Aunque el uso de la artillería ya está documentado en Europa en la Baja Edad Media (como mínimo desde el siglo XIII, si bien en China se conservan dibujos de una bombarda del año 1128), su uso se limitaba a los asedios de plazas fuertes y rara vez en batalla campal. Fue a partir del período renacentista, dos centurias después, cuando empezaron a verse cañones en el frente con asiduidad. Sin embargo, su protagonismo era limitado. Todo cambió en el año 1453, en la batalla de Castillon.

Castillon es una ciudad francesa ubicada en la región suroeste de Aquitania, un territorio que formaba parte de aquellos que se disputaban los reyes de Francia e Inglaterra y que, consecuentemente, quedó envuelto en la Guerra de los Cien Años. Un conlicto que en realidad duró más (ciento dieciséis para ser exactos, entre 1337 y 1453) y terminó con victoria gala a costa de la sangre de más de cien mil bajas entre ambos bandos.

La batalla de Castillon fue su último capítulo, aunque en principio era un escenario secundario en el contexto de la conquista francesa de Gascuña. Los bandos enfrentados, como se puede deducir, fueron los franceses y bretones de Carlos VII por un lado contra ingleses y sus aliados gascones por otro.

Retrato de Jean Bureau / foto dominio público en Wikimedia Commons

Éstos, que después de tres siglos bajo la soberanía de Inglaterra se consideraban ya de esa nacionalidad, habían solicitado ayuda y el rey Enrique VI envió un ejército al mando del veterano John Talbot, duque de Schrewsbury.

Las tropas del militar inglés se dirigieron a Castillon, donde los gascones se hallaban atrincherados y sitiados por el ejército francés que mandaba Jean de Blois, si bien en la práctica era el ingeniero y maestro artillero Jean Bureau quien dirigía las operaciones de asedio. Bureau contaba con trescientos cañones que repartió por las fuertemente fortificadas estructuras que mandó construir alrededor de Castillon, que algunos equiparan a las establecidas por Julio César en Alexia.

Había fosos, parapetos, líneas de estacas, trincheras… Todo ello fuera de tiro de la artillería de la ciudad. Aparte tenía una superioridad numérica de seis a uno, unos diez mil efectivos, parte de los cuales disponía además de armas de fuego manuales, predecesoras de los arcabuces.

Esquema de la batalla/Imagen: Rowanwindwhistler en Wikimedia Commons

Las fuerzas de Schrewsbury, que eran similares en tamaño, avanzaron rápidamente y, en un primer choque, su vanguardia puso en fuga a un contingente enemigo. Luego llegó hasta las defensas francesas y se lanzó al asalto irreflexivamente. Los cañones sencillamente las hicieron picadillo y aunque unidades sueltas lograron trepar por los parapetos y entablar una lucha cuerpo a cuerpo, al cabo de una hora apareció por un flanco la caballería bretona y los atacantes, diezmados, tuvieron que retroceder.

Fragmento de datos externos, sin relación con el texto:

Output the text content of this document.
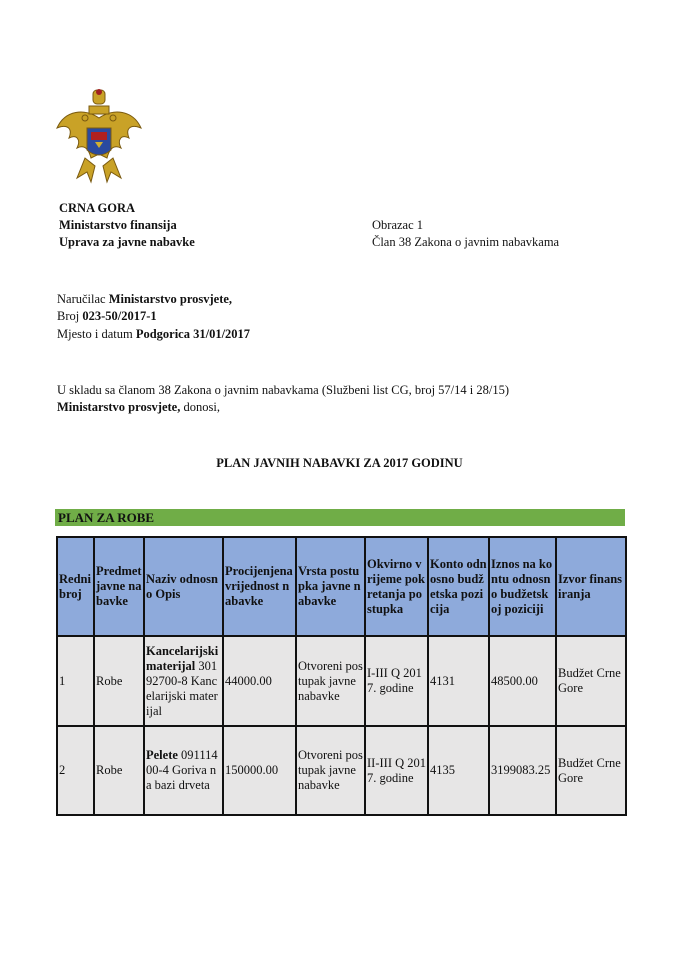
CRNA GORA
Ministarstvo finansija
Uprava za javne nabavke
Obrazac 1
Član 38 Zakona o javnim nabavkama
Naručilac Ministarstvo prosvjete,
Broj 023-50/2017-1
Mjesto i datum Podgorica 31/01/2017
U skladu sa članom 38 Zakona o javnim nabavkama (Službeni list CG, broj 57/14 i 28/15)
Ministarstvo prosvjete, donosi,
PLAN JAVNIH NABAVKI ZA 2017 GODINU
PLAN ZA ROBE
Redni broj	Predmet javne nabavke	Naziv odnosno Opis	Procijenjena vrijednost nabavke	Vrsta postupka javne nabavke	Okvirno vrijeme pokretanja postupka	Konto odnosno budžetska pozicija	Iznos na kontu odnosno budžetskoj poziciji	Izvor finansiranja
1	Robe	Kancelarijski materijal 30192700-8 Kancelarijski materijal	44000.00	Otvoreni postupak javne nabavke	I-III Q 2017. godine	4131	48500.00	Budžet Crne Gore
2	Robe	Pelete 09111400-4 Goriva na bazi drveta	150000.00	Otvoreni postupak javne nabavke	II-III Q 2017. godine	4135	3199083.25	Budžet Crne Gore
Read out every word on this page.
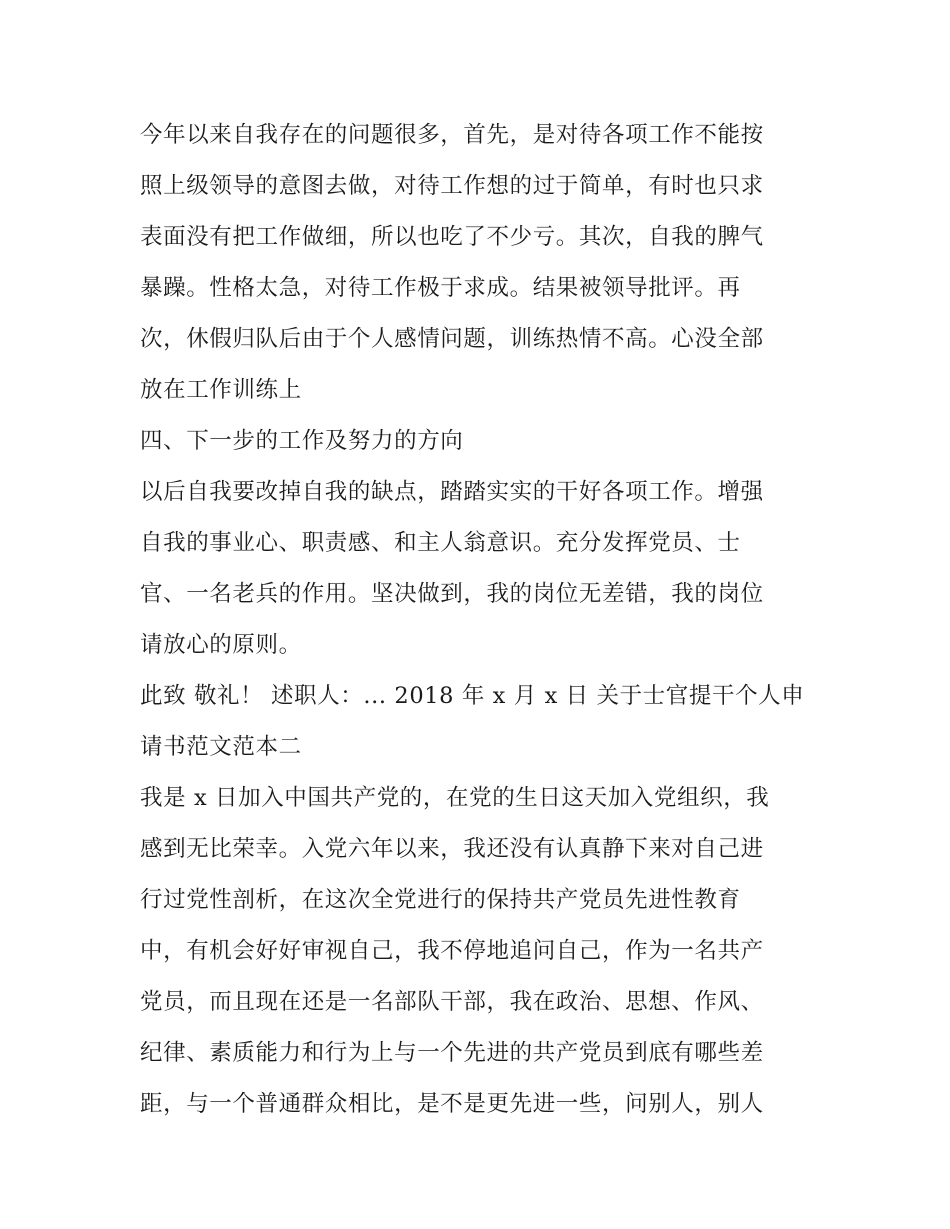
今年以来自我存在的问题很多，首先，是对待各项工作不能按
照上级领导的意图去做，对待工作想的过于简单，有时也只求
表面没有把工作做细，所以也吃了不少亏。其次，自我的脾气
暴躁。性格太急，对待工作极于求成。结果被领导批评。再
次，休假归队后由于个人感情问题，训练热情不高。心没全部
放在工作训练上
四、下一步的工作及努力的方向
以后自我要改掉自我的缺点，踏踏实实的干好各项工作。增强
自我的事业心、职责感、和主人翁意识。充分发挥党员、士
官、一名老兵的作用。坚决做到，我的岗位无差错，我的岗位
请放心的原则。
此致 敬礼！ 述职人：... 2018 年 x 月 x 日 关于士官提干个人申
请书范文范本二
我是 x 日加入中国共产党的，在党的生日这天加入党组织，我
感到无比荣幸。入党六年以来，我还没有认真静下来对自己进
行过党性剖析，在这次全党进行的保持共产党员先进性教育
中，有机会好好审视自己，我不停地追问自己，作为一名共产
党员，而且现在还是一名部队干部，我在政治、思想、作风、
纪律、素质能力和行为上与一个先进的共产党员到底有哪些差
距，与一个普通群众相比，是不是更先进一些，问别人，别人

La muerte de Schrewsbury/Imagen: Charles-Philippe Larivière en Wikimedia Commons

Los ingleses se encontraron, pues, con dos frentes que atender y para ello no tenían número suficiente de soldados, ya que el grueso aún no había llegado al lugar (de hecho, su artillería ni siquiera pudo participar).

Schrewusbury ordenó la retirada poco antes de que un cañonazo le matara al caballo; él quedo atrapado bajo su cuerpo y un infante francés acabó con su vida y la de su hijo, que había acudido en su ayuda. Mientras, las andanadas galas se cebaron con los ingleses en fuga.

Fue el final de la Guerra de los Cien Años. Faltas de auxilio, las posiciones gasconas fueron cayendo una tras otra y Carlos VII se afianzó como monarca unificador de Francia.

A su adversario, Enrique VI, ya se le presentaban sus propios problemas domésticos: débil e impopular, sufrió una enfermedad mental que obligó a establecer una regencia y abrió la puerta a la reclamación del trono por la casa de York, dando inicio a la Guerra de las Dos Rosas. La artillería demostró que había llegado para quedarse y que no limitaría su actuación a los sitios.